Il test da sforzo - per le sue caratteristiche di accessibilità, semplicità, economicità - rimane anche nell'iperteso il test diagnostico di primo livello (5). Dal momento che un test da sforzo negativo massimale è in grado di escludere con alta probabilità una coronaropatia significativa e che, in termini prognostici, è associato ad una bassa incidenza di eventi cardiaci, in tutto simile a quella rilevata in caso di eco-stress negativo (10), esso deve costituire il primo approccio diagnostico alla malattia coronarica anche nel paziente iperteso. L'esecuzione dell'ecostress va riservata invece ai pazienti con risposta sottomassimale, dubbia o

ischemica a carico medio-elevato al test da sforzo, oltre che ai pazienti con elettrocardiogramma basale non interpretabile (per blocco di branca sinistra, ritmo indotto da pacemaker, ecc.) e, ovviamente, a coloro che non sono capaci di eseguire uno sforzo fisico (figura 3). Un così semplice algoritmo diagnostico è in grado di selezionare accuratamente i pazienti da inviare ad indagine coronarografica, con possibili ripercussioni positive in termini di costo-efficacia data l'ottimizzazione di impiego delle risorse tecnologiche ed umane.


Bibliografia

1. Frolich ED, Apstein C, Chobanian A, et al. The heart in hypertension. N Engl J Med 1992; 327: 998-1008.

2. Lucarini AR, Picano E, Lattanzi F, et al. Dipyridamole echocardiography stress testing in hypertensive patients. Target and tools. Circulation 1991; 83 (Suppl. III): III-68-III-74.

3. Scheler S, Motz W, Strauer BE. Mechanism of angina pectoris in patients with systemic hypertension and normal epicardial coronary arteries by arteriogram. Am J Cardiol 1994; 73: 478-82.

4. Strauer BE, Schwartzkopff B, Kelm M. Assessing the coronary circulation in hypertension. J Hypertens 1998; 16: 1221-33.

5. Picano E, Palinkas A, Amyot R. Diagnosis of myocardial ischemia in hypertensive patients. J Hypert 2001; 19: 1177-83.

6. Prisant LM, Frank MJ, Carr AA, et al. How can we diagnose coronary heart disease in hypertensive patients? Hypertension 1987; 10: 467-72.

7. Picano E, Lucarini AR, Lattanzi F, et al. Dipyridamole-echocardiography in essential hypertensives with chest pain. Hypertension 1988; 12: 238-43.

8. Fragasso G, Lu C, Dabrowski P, Pagnotta P, Sheiban I, Chierchia SL. Comparison of stress/rest myocardial perfusion tomography, dipyridamole and dobutamine stress echocardiography for the detection of coronary artery disease in hypertensive patients with chest pain and positive exercise test. J Am Coll Cardiol 1999; 34: 441-7.
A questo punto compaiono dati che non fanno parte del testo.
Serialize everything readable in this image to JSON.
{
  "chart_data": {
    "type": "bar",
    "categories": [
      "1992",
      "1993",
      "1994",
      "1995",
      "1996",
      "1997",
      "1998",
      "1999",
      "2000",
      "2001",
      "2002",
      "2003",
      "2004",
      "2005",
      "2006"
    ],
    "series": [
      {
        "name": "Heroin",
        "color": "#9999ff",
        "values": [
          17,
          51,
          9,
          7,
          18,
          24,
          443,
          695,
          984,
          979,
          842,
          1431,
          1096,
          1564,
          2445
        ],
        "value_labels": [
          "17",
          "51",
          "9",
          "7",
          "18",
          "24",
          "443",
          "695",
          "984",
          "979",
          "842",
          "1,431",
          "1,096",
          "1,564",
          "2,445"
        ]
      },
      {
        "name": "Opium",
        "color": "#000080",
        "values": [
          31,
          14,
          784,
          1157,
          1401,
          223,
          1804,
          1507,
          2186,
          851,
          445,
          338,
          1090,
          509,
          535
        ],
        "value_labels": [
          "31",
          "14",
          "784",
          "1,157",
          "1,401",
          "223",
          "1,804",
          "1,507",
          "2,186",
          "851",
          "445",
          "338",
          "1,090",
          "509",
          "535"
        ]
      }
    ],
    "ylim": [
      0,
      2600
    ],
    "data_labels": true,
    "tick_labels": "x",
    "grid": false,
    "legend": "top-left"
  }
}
9. Astarita C, Pálinkás A, Nicolai E, Maresca FS, Varga A, Picano E. Dipyridamole-atropine stress echocardiography versus exercise SPECT scintigraphy for detection of coronary artery disease in hypertensives with positive exercise test. J Hypertension 2001; 19: 435-502.

10. Cortigiani L, Paolini EA, Nannini E. Dipyridamole stress echocardiography for risk stratification in hypertensive patients with chest pain. Circulation 1998; 98: 2855-9.